Prosecution won’t be easy. For instance, top officials have admitted al-Qahtani was tortured. That could call evidence into question. And it’ll be difficult to prove Khadr threw the grenades that blinded Morris and killed Speer. The military’s own account of the event leaves some doubt. Another enemy fighter might have lived long enough to have tossed them. But Morris and others maintain Khadr is the only survivor — and thus the only one who can be held responsible.

In any case, Khadr’s attorney, Canadian Dennis Edney, says Omar can be rehabilitated. Edney describes him as an open-minded young man who likes to read Harry Potter and Lord of the Rings books. According to a welfare report conducted by Canadian officials in March 2008, Khadr is a “likable, funny and intelligent young man,” who, despite limited education, six years of detention, and no rehabilitation opportunities, demonstrates “remarkable insight and self-awareness.” The report concludes Khadr is “salvageable” and “nonradicalized.”
“I don’t think anyone really has a handle on who he is today,” says Michelle Shephard, author of a book about Khadr called Guantánamo’s Child. “Before he was captured, he had a close relationship with his family, but we’ve heard various reports that at one point he had no interest in talking to his family … At one point, I heard he was very devout, that he was leading prayers on the prison block; and then there’s references [in the welfare report] where he’s rather blasé about it.

“The only thing that’s certain is that if he’s released, he will need a lot of help integrating into society.”

Khadr’s attorney has a rehabilitation plan already in place. He wants Khadr to move in with him and enroll at nearby King’s University College. Edney will also assemble a team of Muslim clerics to help re-educate the young man.

Khadr’s family has other plans. His mother recently said the family dreams of starting a farm upon his return. They will raise animals, she says, “far away from the pressure of the media and the pressure of the community who are so confused about our life.”

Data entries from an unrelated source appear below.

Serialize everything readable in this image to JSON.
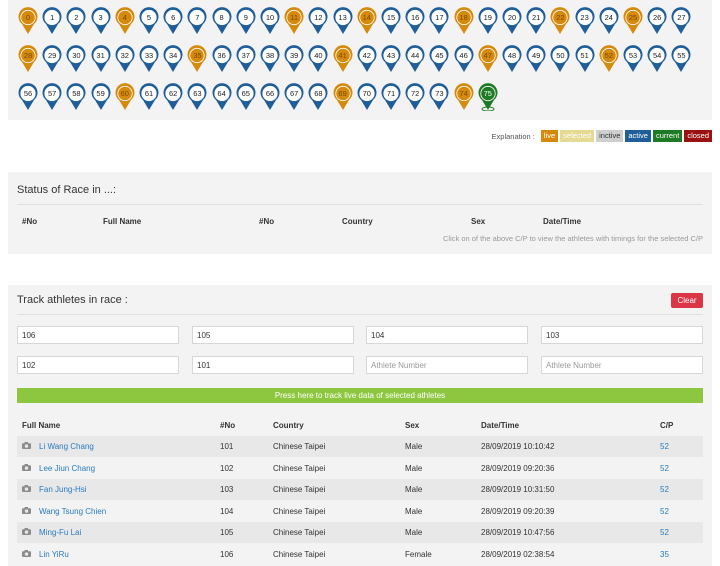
{
  "checkpoints": [
    {
      "n": "0",
      "status": "live"
    },
    {
      "n": "1",
      "status": "active"
    },
    {
      "n": "2",
      "status": "active"
    },
    {
      "n": "3",
      "status": "active"
    },
    {
      "n": "4",
      "status": "live"
    },
    {
      "n": "5",
      "status": "active"
    },
    {
      "n": "6",
      "status": "active"
    },
    {
      "n": "7",
      "status": "active"
    },
    {
      "n": "8",
      "status": "active"
    },
    {
      "n": "9",
      "status": "active"
    },
    {
      "n": "10",
      "status": "active"
    },
    {
      "n": "11",
      "status": "live"
    },
    {
      "n": "12",
      "status": "active"
    },
    {
      "n": "13",
      "status": "active"
    },
    {
      "n": "14",
      "status": "live"
    },
    {
      "n": "15",
      "status": "active"
    },
    {
      "n": "16",
      "status": "active"
    },
    {
      "n": "17",
      "status": "active"
    },
    {
      "n": "18",
      "status": "live"
    },
    {
      "n": "19",
      "status": "active"
    },
    {
      "n": "20",
      "status": "active"
    },
    {
      "n": "21",
      "status": "active"
    },
    {
      "n": "22",
      "status": "live"
    },
    {
      "n": "23",
      "status": "active"
    },
    {
      "n": "24",
      "status": "active"
    },
    {
      "n": "25",
      "status": "live"
    },
    {
      "n": "26",
      "status": "active"
    },
    {
      "n": "27",
      "status": "active"
    },
    {
      "n": "28",
      "status": "live"
    },
    {
      "n": "29",
      "status": "active"
    },
    {
      "n": "30",
      "status": "active"
    },
    {
      "n": "31",
      "status": "active"
    },
    {
      "n": "32",
      "status": "active"
    },
    {
      "n": "33",
      "status": "active"
    },
    {
      "n": "34",
      "status": "active"
    },
    {
      "n": "35",
      "status": "live"
    },
    {
      "n": "36",
      "status": "active"
    },
    {
      "n": "37",
      "status": "active"
    },
    {
      "n": "38",
      "status": "active"
    },
    {
      "n": "39",
      "status": "active"
    },
    {
      "n": "40",
      "status": "active"
    },
    {
      "n": "41",
      "status": "live"
    },
    {
      "n": "42",
      "status": "active"
    },
    {
      "n": "43",
      "status": "active"
    },
    {
      "n": "44",
      "status": "active"
    },
    {
      "n": "45",
      "status": "active"
    },
    {
      "n": "46",
      "status": "active"
    },
    {
      "n": "47",
      "status": "live"
    },
    {
      "n": "48",
      "status": "active"
    },
    {
      "n": "49",
      "status": "active"
    },
    {
      "n": "50",
      "status": "active"
    },
    {
      "n": "51",
      "status": "active"
    },
    {
      "n": "52",
      "status": "live"
    },
    {
      "n": "53",
      "status": "active"
    },
    {
      "n": "54",
      "status": "active"
    },
    {
      "n": "55",
      "status": "active"
    },
    {
      "n": "56",
      "status": "active"
    },
    {
      "n": "57",
      "status": "active"
    },
    {
      "n": "58",
      "status": "active"
    },
    {
      "n": "59",
      "status": "active"
    },
    {
      "n": "60",
      "status": "live"
    },
    {
      "n": "61",
      "status": "active"
    },
    {
      "n": "62",
      "status": "active"
    },
    {
      "n": "63",
      "status": "active"
    },
    {
      "n": "64",
      "status": "active"
    },
    {
      "n": "65",
      "status": "active"
    },
    {
      "n": "66",
      "status": "active"
    },
    {
      "n": "67",
      "status": "active"
    },
    {
      "n": "68",
      "status": "active"
    },
    {
      "n": "69",
      "status": "live"
    },
    {
      "n": "70",
      "status": "active"
    },
    {
      "n": "71",
      "status": "active"
    },
    {
      "n": "72",
      "status": "active"
    },
    {
      "n": "73",
      "status": "active"
    },
    {
      "n": "74",
      "status": "live"
    },
    {
      "n": "75",
      "status": "current"
    }
  ],
  "status_colors": {
    "live": "#d58a0b",
    "active": "#1f5e99",
    "current": "#1e7a24",
    "pin_face": "#ffffff",
    "selected": "#e6d992",
    "inctive": "#cfcfcf",
    "closed": "#9a1111"
  },
  "explanation": {
    "label": "Explanation :",
    "tags": {
      "live": "live",
      "selected": "selected",
      "inctive": "inctive",
      "active": "active",
      "current": "current",
      "closed": "closed"
    }
  },
  "status_panel": {
    "title": "Status of Race in ...:",
    "headers": {
      "no": "#No",
      "full_name": "Full Name",
      "no2": "#No",
      "country": "Country",
      "sex": "Sex",
      "datetime": "Date/Time"
    },
    "hint": "Click on of the above C/P to view the athletes with timings for the selected C/P"
  },
  "track_panel": {
    "title": "Track athletes in race :",
    "clear_label": "Clear",
    "inputs": [
      {
        "value": "106",
        "placeholder": "Athlete Number"
      },
      {
        "value": "105",
        "placeholder": "Athlete Number"
      },
      {
        "value": "104",
        "placeholder": "Athlete Number"
      },
      {
        "value": "103",
        "placeholder": "Athlete Number"
      },
      {
        "value": "102",
        "placeholder": "Athlete Number"
      },
      {
        "value": "101",
        "placeholder": "Athlete Number"
      },
      {
        "value": "",
        "placeholder": "Athlete Number"
      },
      {
        "value": "",
        "placeholder": "Athlete Number"
      }
    ],
    "track_button": "Press here to track live data of selected athletes",
    "headers": {
      "full_name": "Full Name",
      "no": "#No",
      "country": "Country",
      "sex": "Sex",
      "datetime": "Date/Time",
      "cp": "C/P"
    },
    "rows": [
      {
        "name": "Li Wang Chang",
        "no": "101",
        "country": "Chinese Taipei",
        "sex": "Male",
        "datetime": "28/09/2019 10:10:42",
        "cp": "52"
      },
      {
        "name": "Lee Jiun Chang",
        "no": "102",
        "country": "Chinese Taipei",
        "sex": "Male",
        "datetime": "28/09/2019 09:20:36",
        "cp": "52"
      },
      {
        "name": "Fan Jung-Hsi",
        "no": "103",
        "country": "Chinese Taipei",
        "sex": "Male",
        "datetime": "28/09/2019 10:31:50",
        "cp": "52"
      },
      {
        "name": "Wang Tsung Chien",
        "no": "104",
        "country": "Chinese Taipei",
        "sex": "Male",
        "datetime": "28/09/2019 09:20:39",
        "cp": "52"
      },
      {
        "name": "Ming-Fu Lai",
        "no": "105",
        "country": "Chinese Taipei",
        "sex": "Male",
        "datetime": "28/09/2019 10:47:56",
        "cp": "52"
      },
      {
        "name": "Lin YiRu",
        "no": "106",
        "country": "Chinese Taipei",
        "sex": "Female",
        "datetime": "28/09/2019 02:38:54",
        "cp": "35"
      }
    ]
  }
}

Back in Salt Lake City, Layne Morris isn’t buying any of it. He points out that one of Khadr’s sisters has publicly advocated jihad and a brother has admitted to smuggling weapons to al-qaeda and plotting to kill the Pakistani prime minister. Most recently, Khadr’s family showed up at a Toronto courtroom to demonstrate solidarity for a terrorist cell accused of planning to use truck bombs to blow up buildings in the city’s downtown.

“People have a short attention span, I guess,” Morris says. “9/11 was what, seven years ago? And already we forget about what we lost. I’m not complaining. There are so many other guys who made greater sacrifices than I have. Christopher Speer had a wife and two very young children, and that speaks for itself.

“Omar Khadr? People say he’s a confused kid, but he knew exactly what he was doing. The way I see it, he should stay in jail for as long as he remains a threat to America.”